263557 Integrated tactics for marketing food to children: Below the belt and regulation radar

Monday, October 29, 2012 : 2:47 PM - 2:59 PM

Elizabeth Taylor Quilliam, PhD, MBA , Department of Advertising, PR, and Retailing, Michigan State University, East Lansing, MI
Nora J. Rifon, PhD, MA , Department of Advertising, PR, and Retailing, Michigan State University, East Lansing, MI
Lorraine Weatherspoon, PhD, MS , College of Community Nutrition & Dietetics, Michigan State University, East Lansing, MI
Introduction: The food industry's self-regulatory Children's Food and Beverage Initiative has a goal of using “..advertising to help promote healthy dietary choices and healthy lifestyles among American children.” While many advertising and promotion tactics are covered by 17 participating company pledges, some popular tactics are not addressed. We discuss how integrated marketing communication strategies, specifically food packages and online advergames, have the potential to influence children's and parent's food choices. Methods: Two studies were conducted. The first examined marketing characteristics of CFBAI company packages for products approved to promote to children, identified “fun factor” tactics, and evaluated the products based on CSPI nutrition standards. The second tested the effects of online advergames incorporating package images on children's brand preferences and requests. Results: In study 1, 118 food packages were analyzed. All but one included a web site address. More than half (54.2%) used two or more fun factors, and 62% did not meet CSPI standards. In study 2, children 5 – 10 yrs (n=104) were exposed to a food advergame incorporating a cereal package image in a 2 (integrated brand image vs. background ad) X 2(active play vs. passive exposure) experiment. Active game play resulted in greater preference for the stimulus cereal than passive watching, and brands integrated into the game had a significant effect on children's requests for an adult to purchase the cereal. Discussion: Findings highlight the need to expand the self-regulatory initiative. Packages, online activities, and packaging cross-promotions circumvent the restrictions on other child-targeted advertising and promotion.

Learning Areas:
Communication and informatics
Public health or related laws, regulations, standards, or guidelines
Social and behavioral sciences

Learning Objectives:
1. Identify the types and prevalence of marketing tactics targeting children but not covered by food company self-regulation; 2. Compare nutritional quality of foods marketed to children by CFBAI companies to external (CSPI) nutrition standards; and 3. Evaluate the effectiveness of digital marketing, specifically advergames, in influencing children’s brand preferences and requests.

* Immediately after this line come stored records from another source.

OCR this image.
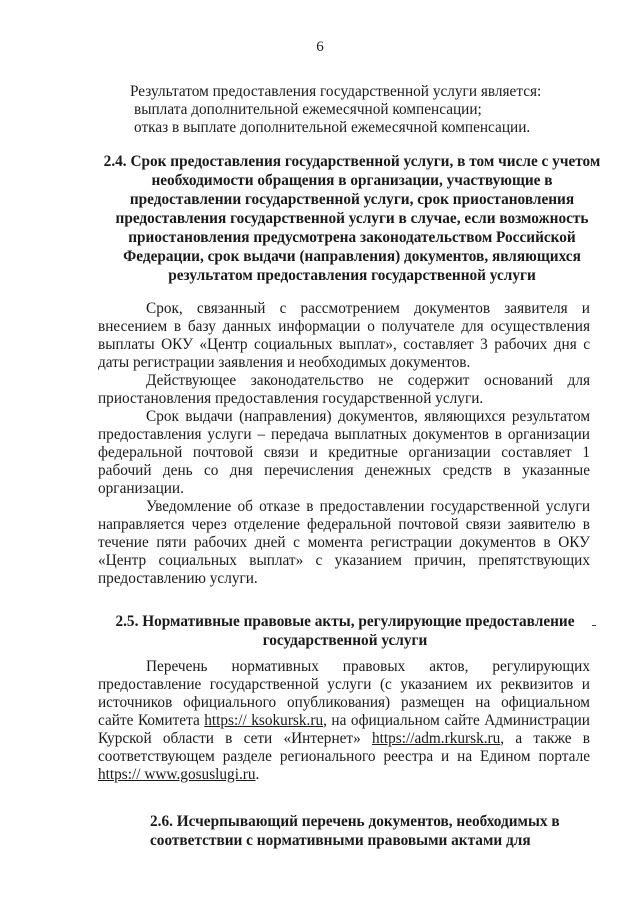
6
Результатом предоставления государственной услуги является:
выплата дополнительной ежемесячной компенсации;
отказ в выплате дополнительной ежемесячной компенсации.
2.4. Срок предоставления государственной услуги, в том числе с учетом необходимости обращения в организации, участвующие в предоставлении государственной услуги, срок приостановления предоставления государственной услуги в случае, если возможность приостановления предусмотрена законодательством Российской Федерации, срок выдачи (направления) документов, являющихся результатом предоставления государственной услуги

Срок, связанный с рассмотрением документов заявителя и внесением в базу данных информации о получателе для осуществления выплаты ОКУ «Центр социальных выплат», составляет 3 рабочих дня с даты регистрации заявления и необходимых документов.

Действующее законодательство не содержит оснований для приостановления предоставления государственной услуги.

Срок выдачи (направления) документов, являющихся результатом предоставления услуги – передача выплатных документов в организации федеральной почтовой связи и кредитные организации составляет 1 рабочий день со дня перечисления денежных средств в указанные организации.

Уведомление об отказе в предоставлении государственной услуги направляется через отделение федеральной почтовой связи заявителю в течение пяти рабочих дней с момента регистрации документов в ОКУ «Центр социальных выплат» с указанием причин, препятствующих предоставлению услуги.

2.5. Нормативные правовые акты, регулирующие предоставление государственной услуги

Перечень нормативных правовых актов, регулирующих предоставление государственной услуги (с указанием их реквизитов и источников официального опубликования) размещен на официальном сайте Комитета https:// ksokursk.ru, на официальном сайте Администрации Курской области в сети «Интернет» https://adm.rkursk.ru, а также в соответствующем разделе регионального реестра и на Едином портале https:// www.gosuslugi.ru.

2.6. Исчерпывающий перечень документов, необходимых в соответствии с нормативными правовыми актами для
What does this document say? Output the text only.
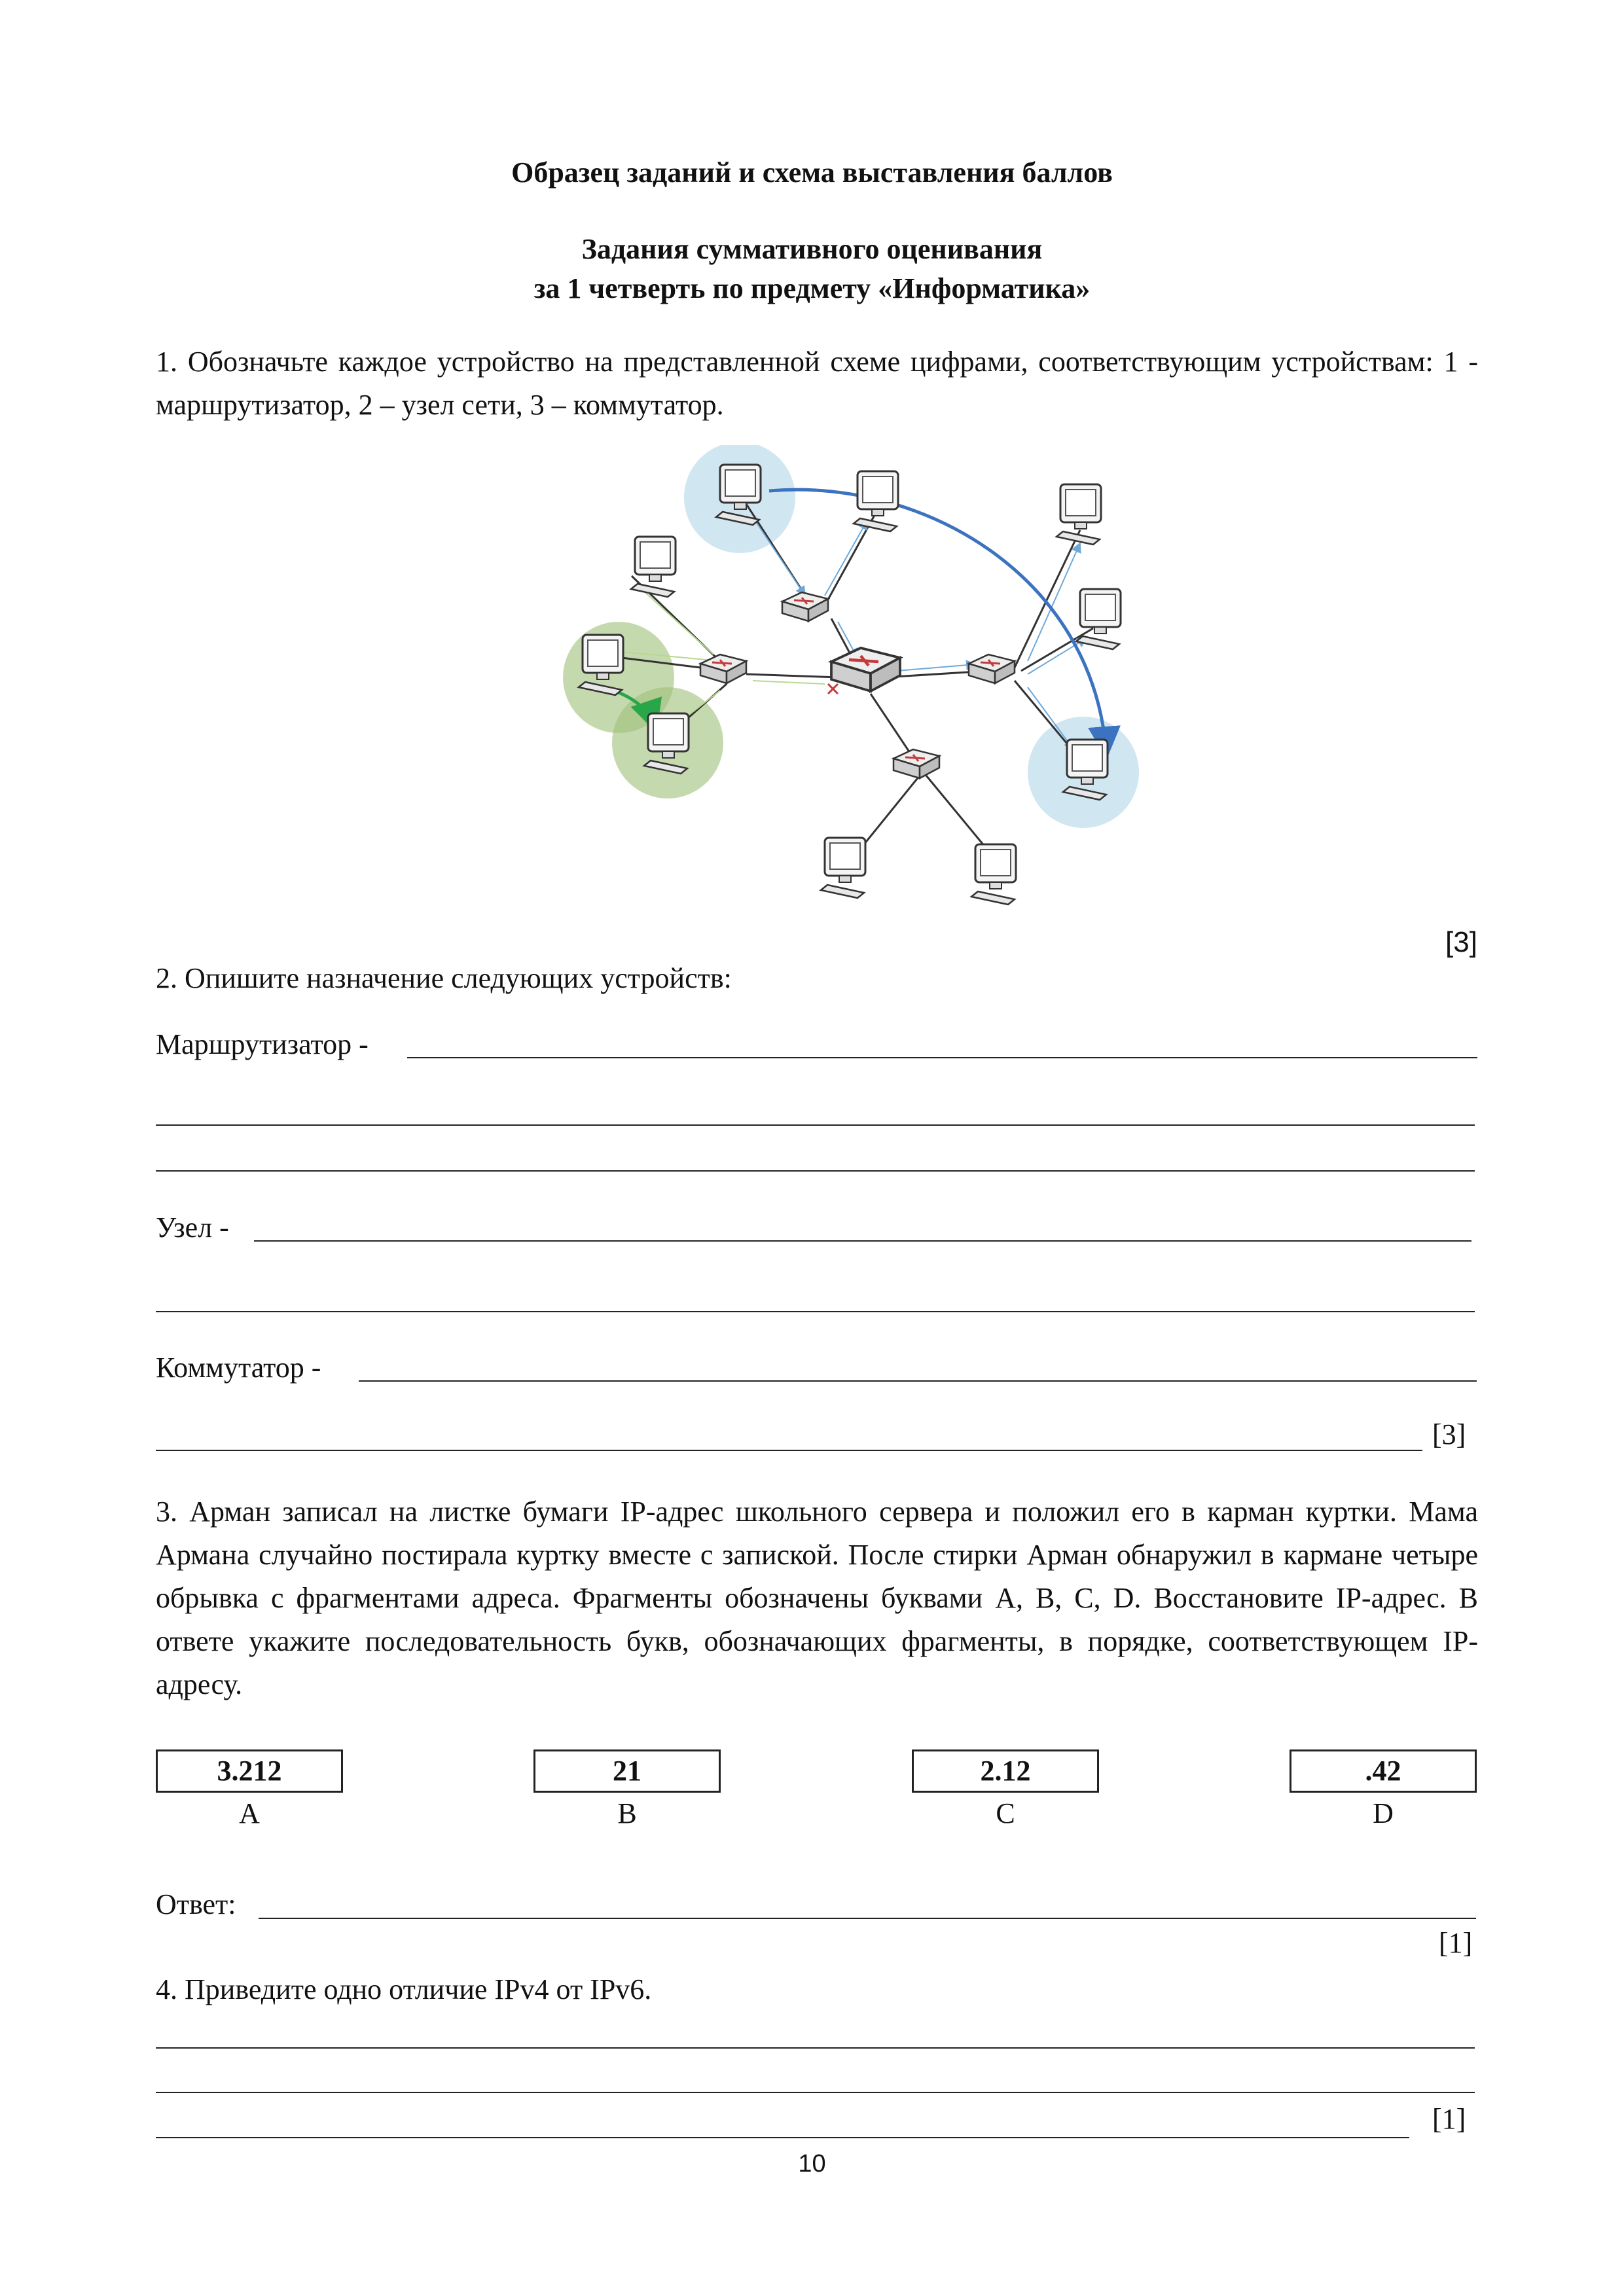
Образец заданий и схема выставления баллов
Задания суммативного оценивания
за 1 четверть по предмету «Информатика»
1. Обозначьте каждое устройство на представленной схеме цифрами, соответствующим устройствам: 1 - маршрутизатор, 2 – узел сети, 3 – коммутатор.
[3]
2. Опишите назначение следующих устройств:
Маршрутизатор -
Узел -
Коммутатор -
[3]
3. Арман записал на листке бумаги IP-адрес школьного сервера и положил его в карман куртки. Мама Армана случайно постирала куртку вместе с запиской. После стирки Арман обнаружил в кармане четыре обрывка с фрагментами адреса. Фрагменты обозначены буквами A, B, C, D. Восстановите IP-адрес. В ответе укажите последовательность букв, обозначающих фрагменты, в порядке, соответствующем IP-адресу.
3.212
A
21
B
2.12
C
.42
D
Ответ:
[1]
4. Приведите одно отличие IPv4 от IPv6.
[1]
10
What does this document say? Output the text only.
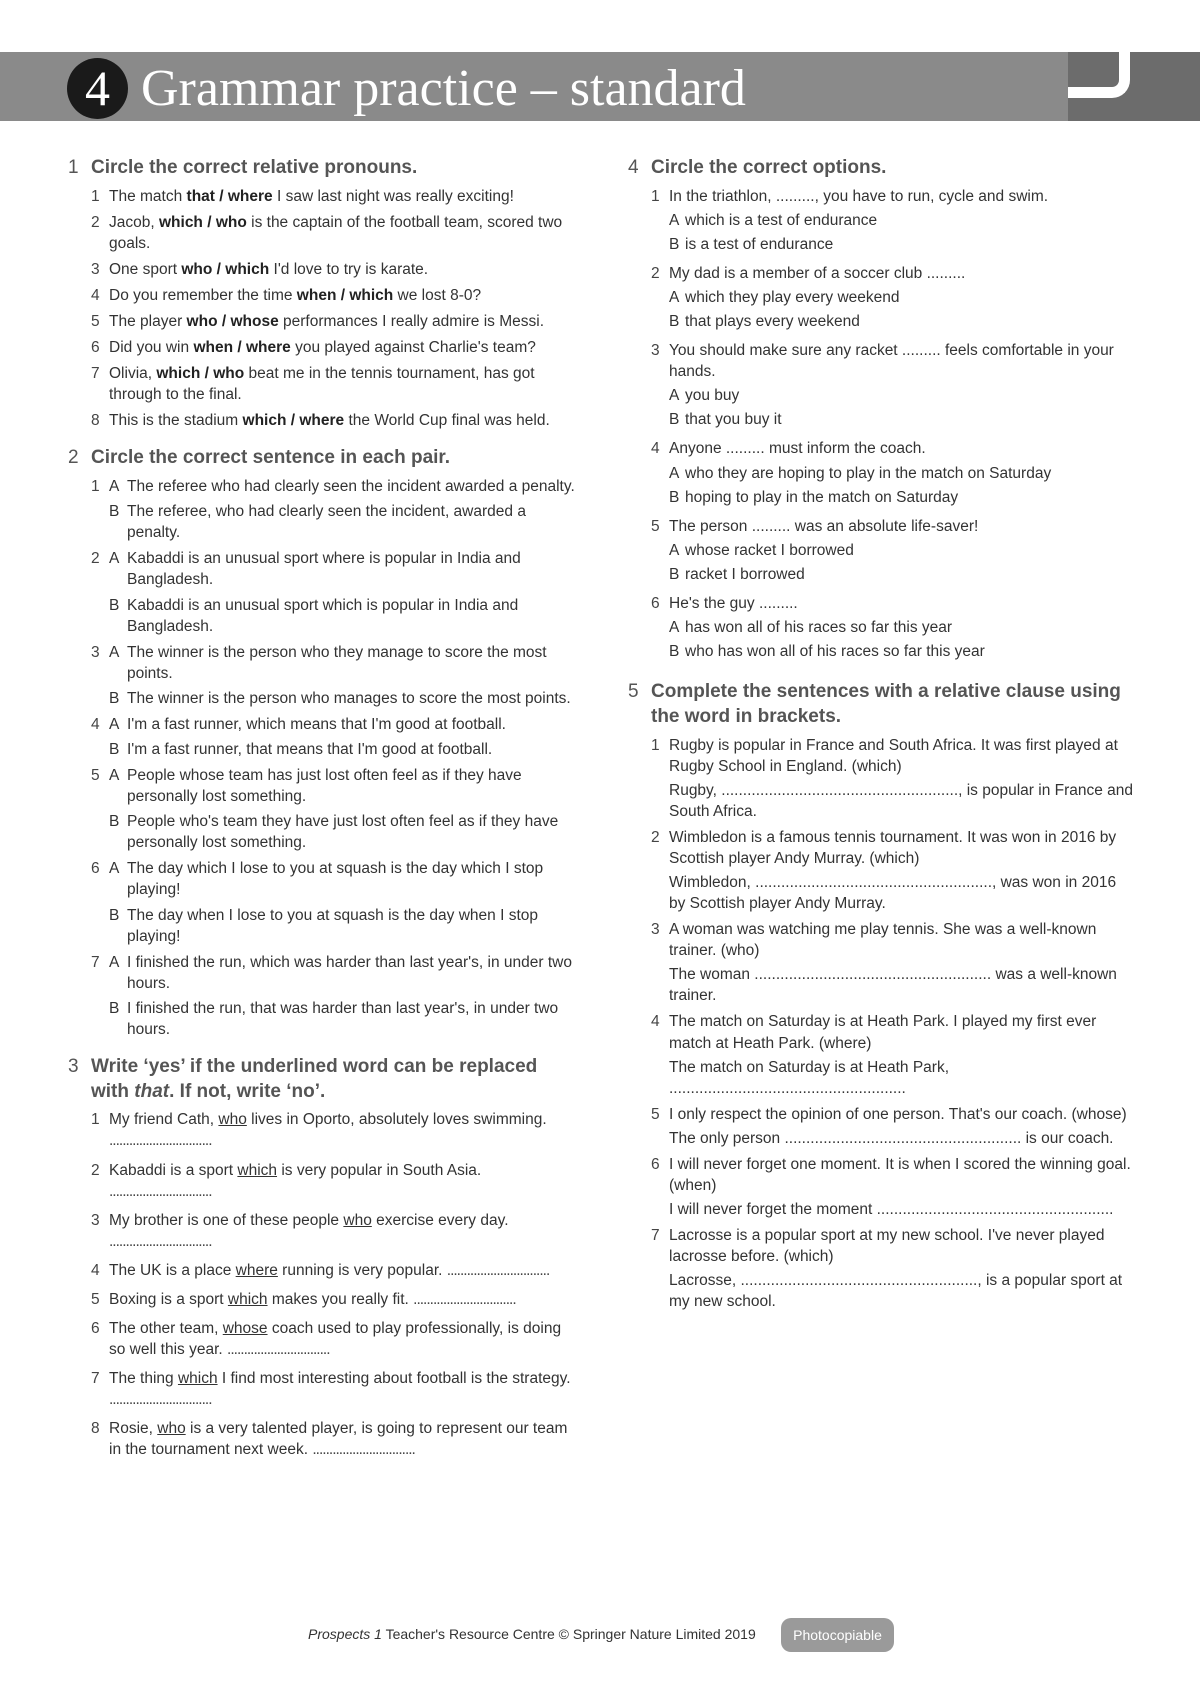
4 Grammar practice – standard
1 Circle the correct relative pronouns.
1 The match that / where I saw last night was really exciting!
2 Jacob, which / who is the captain of the football team, scored two goals.
3 One sport who / which I'd love to try is karate.
4 Do you remember the time when / which we lost 8-0?
5 The player who / whose performances I really admire is Messi.
6 Did you win when / where you played against Charlie's team?
7 Olivia, which / who beat me in the tennis tournament, has got through to the final.
8 This is the stadium which / where the World Cup final was held.
2 Circle the correct sentence in each pair.
1 A The referee who had clearly seen the incident awarded a penalty.
B The referee, who had clearly seen the incident, awarded a penalty.
2 A Kabaddi is an unusual sport where is popular in India and Bangladesh.
B Kabaddi is an unusual sport which is popular in India and Bangladesh.
3 A The winner is the person who they manage to score the most points.
B The winner is the person who manages to score the most points.
4 A I'm a fast runner, which means that I'm good at football.
B I'm a fast runner, that means that I'm good at football.
5 A People whose team has just lost often feel as if they have personally lost something.
B People who's team they have just lost often feel as if they have personally lost something.
6 A The day which I lose to you at squash is the day which I stop playing!
B The day when I lose to you at squash is the day when I stop playing!
7 A I finished the run, which was harder than last year's, in under two hours.
B I finished the run, that was harder than last year's, in under two hours.
3 Write ‘yes’ if the underlined word can be replaced with that. If not, write ‘no’.
1 My friend Cath, who lives in Oporto, absolutely loves swimming. ...............................
2 Kabaddi is a sport which is very popular in South Asia. ...............................
3 My brother is one of these people who exercise every day. ...............................
4 The UK is a place where running is very popular. ...............................
5 Boxing is a sport which makes you really fit. ...............................
6 The other team, whose coach used to play professionally, is doing so well this year. ...............................
7 The thing which I find most interesting about football is the strategy. ...............................
8 Rosie, who is a very talented player, is going to represent our team in the tournament next week. ...............................
4 Circle the correct options.
1 In the triathlon, ........., you have to run, cycle and swim.
A which is a test of endurance
B is a test of endurance
2 My dad is a member of a soccer club .........
A which they play every weekend
B that plays every weekend
3 You should make sure any racket ......... feels comfortable in your hands.
A you buy
B that you buy it
4 Anyone ......... must inform the coach.
A who they are hoping to play in the match on Saturday
B hoping to play in the match on Saturday
5 The person ......... was an absolute life-saver!
A whose racket I borrowed
B racket I borrowed
6 He's the guy .........
A has won all of his races so far this year
B who has won all of his races so far this year
5 Complete the sentences with a relative clause using the word in brackets.
1 Rugby is popular in France and South Africa. It was first played at Rugby School in England. (which)
Rugby, ......................................................., is popular in France and South Africa.
2 Wimbledon is a famous tennis tournament. It was won in 2016 by Scottish player Andy Murray. (which)
Wimbledon, ......................................................., was won in 2016 by Scottish player Andy Murray.
3 A woman was watching me play tennis. She was a well-known trainer. (who)
The woman ....................................................... was a well-known trainer.
4 The match on Saturday is at Heath Park. I played my first ever match at Heath Park. (where)
The match on Saturday is at Heath Park, .......................................................
5 I only respect the opinion of one person. That's our coach. (whose)
The only person ....................................................... is our coach.
6 I will never forget one moment. It is when I scored the winning goal. (when)
I will never forget the moment .......................................................
7 Lacrosse is a popular sport at my new school. I've never played lacrosse before. (which)
Lacrosse, ......................................................., is a popular sport at my new school.
Prospects 1 Teacher's Resource Centre © Springer Nature Limited 2019	Photocopiable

Keywords: Children, Marketing

Presenting author's disclosure statement:

Qualified on the content I am responsible for because: I conduct research on food marketing to children, and related industry regulation and public policy issues.
Any relevant financial relationships? No

I agree to comply with the American Public Health Association Conflict of Interest and Commercial Support Guidelines, and to disclose to the participants any off-label or experimental uses of a commercial product or service discussed in my presentation.